Bridging the Plausibility-Validity Gap by Fine-Tuning a Reasoning-Enhanced LLM for Chemical Synthesis and Discovery

TL;DR

This paper introduces a fine-tuned, reasoning-enhanced large language model for chemistry that significantly improves the validity and feasibility of generated chemical synthesis pathways, addressing the plausibility-validity gap.

Contribution

It presents a novel combination of reasoning-centric architecture and Low-Rank Adaptation fine-tuning on dual-domain chemical data, outperforming existing models in validity and synthesis feasibility.

Findings

Achieves 96.3% format adherence and 97.4% chemical validity.

Outperforms MolT5 in validity (97.4% vs 77.2%).
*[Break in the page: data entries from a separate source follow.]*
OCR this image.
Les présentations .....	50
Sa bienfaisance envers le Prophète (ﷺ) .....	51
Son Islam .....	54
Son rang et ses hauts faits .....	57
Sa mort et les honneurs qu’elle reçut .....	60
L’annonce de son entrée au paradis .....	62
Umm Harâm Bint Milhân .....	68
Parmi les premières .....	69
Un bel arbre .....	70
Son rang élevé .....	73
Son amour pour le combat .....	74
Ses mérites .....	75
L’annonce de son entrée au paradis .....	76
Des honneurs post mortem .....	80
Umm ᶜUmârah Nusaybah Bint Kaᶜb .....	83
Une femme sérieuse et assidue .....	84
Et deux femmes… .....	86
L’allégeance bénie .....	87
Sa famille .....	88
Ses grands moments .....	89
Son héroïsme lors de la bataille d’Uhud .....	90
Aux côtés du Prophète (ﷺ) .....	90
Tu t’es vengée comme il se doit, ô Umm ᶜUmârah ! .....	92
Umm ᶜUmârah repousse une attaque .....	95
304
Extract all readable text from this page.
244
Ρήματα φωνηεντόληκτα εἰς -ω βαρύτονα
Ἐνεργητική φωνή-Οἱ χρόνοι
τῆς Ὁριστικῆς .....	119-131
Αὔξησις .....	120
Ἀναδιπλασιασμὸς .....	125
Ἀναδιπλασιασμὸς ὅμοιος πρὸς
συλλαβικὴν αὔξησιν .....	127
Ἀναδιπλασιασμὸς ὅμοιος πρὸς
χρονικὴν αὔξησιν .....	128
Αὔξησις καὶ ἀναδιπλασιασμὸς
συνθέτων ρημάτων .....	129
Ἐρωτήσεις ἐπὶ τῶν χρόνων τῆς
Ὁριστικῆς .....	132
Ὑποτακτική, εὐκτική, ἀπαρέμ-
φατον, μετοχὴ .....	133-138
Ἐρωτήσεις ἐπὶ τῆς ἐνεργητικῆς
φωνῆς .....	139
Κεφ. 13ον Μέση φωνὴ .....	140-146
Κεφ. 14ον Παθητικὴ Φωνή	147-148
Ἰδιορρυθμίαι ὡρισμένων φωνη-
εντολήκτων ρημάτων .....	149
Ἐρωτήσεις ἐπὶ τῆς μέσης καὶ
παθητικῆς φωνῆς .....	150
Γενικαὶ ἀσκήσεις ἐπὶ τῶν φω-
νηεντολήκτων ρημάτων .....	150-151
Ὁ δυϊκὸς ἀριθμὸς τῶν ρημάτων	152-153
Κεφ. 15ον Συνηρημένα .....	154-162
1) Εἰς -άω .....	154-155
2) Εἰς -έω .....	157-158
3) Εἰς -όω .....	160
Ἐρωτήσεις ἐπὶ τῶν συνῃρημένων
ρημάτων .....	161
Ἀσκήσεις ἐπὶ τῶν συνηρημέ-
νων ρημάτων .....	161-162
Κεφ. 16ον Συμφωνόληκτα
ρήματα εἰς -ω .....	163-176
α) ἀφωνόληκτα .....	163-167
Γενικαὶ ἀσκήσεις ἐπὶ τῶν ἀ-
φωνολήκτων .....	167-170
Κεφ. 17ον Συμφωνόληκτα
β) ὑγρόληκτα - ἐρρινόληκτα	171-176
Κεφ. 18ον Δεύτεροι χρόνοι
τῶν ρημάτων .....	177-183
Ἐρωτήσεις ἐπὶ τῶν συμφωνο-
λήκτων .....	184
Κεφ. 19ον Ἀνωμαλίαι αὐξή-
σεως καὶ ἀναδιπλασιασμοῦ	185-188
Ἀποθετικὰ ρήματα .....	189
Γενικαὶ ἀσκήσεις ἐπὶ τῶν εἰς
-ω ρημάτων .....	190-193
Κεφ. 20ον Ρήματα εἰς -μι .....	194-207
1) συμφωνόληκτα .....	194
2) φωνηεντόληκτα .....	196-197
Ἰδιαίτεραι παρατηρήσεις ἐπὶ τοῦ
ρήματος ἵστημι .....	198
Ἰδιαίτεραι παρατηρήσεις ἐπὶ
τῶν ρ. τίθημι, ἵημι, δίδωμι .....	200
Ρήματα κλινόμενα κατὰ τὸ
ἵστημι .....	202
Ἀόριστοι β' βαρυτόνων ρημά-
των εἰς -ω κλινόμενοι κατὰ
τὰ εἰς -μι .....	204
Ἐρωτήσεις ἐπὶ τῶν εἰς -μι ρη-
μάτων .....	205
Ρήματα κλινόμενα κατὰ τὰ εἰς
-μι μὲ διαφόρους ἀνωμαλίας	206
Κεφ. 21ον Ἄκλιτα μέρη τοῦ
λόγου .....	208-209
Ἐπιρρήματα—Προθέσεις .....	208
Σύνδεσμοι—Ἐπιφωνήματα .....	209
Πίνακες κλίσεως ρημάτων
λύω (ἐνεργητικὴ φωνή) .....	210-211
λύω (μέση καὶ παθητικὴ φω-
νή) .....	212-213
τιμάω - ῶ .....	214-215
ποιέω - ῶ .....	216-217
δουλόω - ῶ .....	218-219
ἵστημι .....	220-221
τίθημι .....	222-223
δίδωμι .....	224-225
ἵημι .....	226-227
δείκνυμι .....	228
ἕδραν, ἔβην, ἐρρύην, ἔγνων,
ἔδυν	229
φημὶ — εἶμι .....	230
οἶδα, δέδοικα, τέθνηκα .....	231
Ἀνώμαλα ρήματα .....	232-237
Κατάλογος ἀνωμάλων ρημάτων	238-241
Comparable to expert-rated systems like ChemCrow.

Abstract

Large Language Models frequently generate outputs that appear scientifically reasonable yet violate fundamental principles--a phenomenon we characterize as the "plausibility-validity gap." This challenge proves especially acute in chemistry, where superficial correctness masks deeper errors in molecular structure, reaction mechanisms, and synthetic pathways. We present a systematic approach combining a reasoning-centric model architecture (Magistral Small) with Low-Rank Adaptation fine-tuning on a dual-domain dataset covering molecular properties and chemical transformations. Evaluation reveals substantial improvements: the fine-tuned system achieves 96.3% format adherence, 97.4% chemical validity, and 74.4% synthesis feasibility. Comparative analysis shows our approach outperforms specialized translation models like MolT5 (97.4% vs 77.2% validity) while achieving performance comparable to complex tool-augmented systems like ChemCrow (9.0/10 vs 9.24/10 expert rating) through a more transparent, efficient methodology. Results demonstrate a learning hierarchy where syntactic correctness develops before chemical understanding, which precedes synthetic planning capability. This work establishes a reproducible framework for transforming generalist language models into dependable scientific tools while identifying critical areas including stereochemical precision, knowledge currency, and computational accessibility as key challenges for future advancement.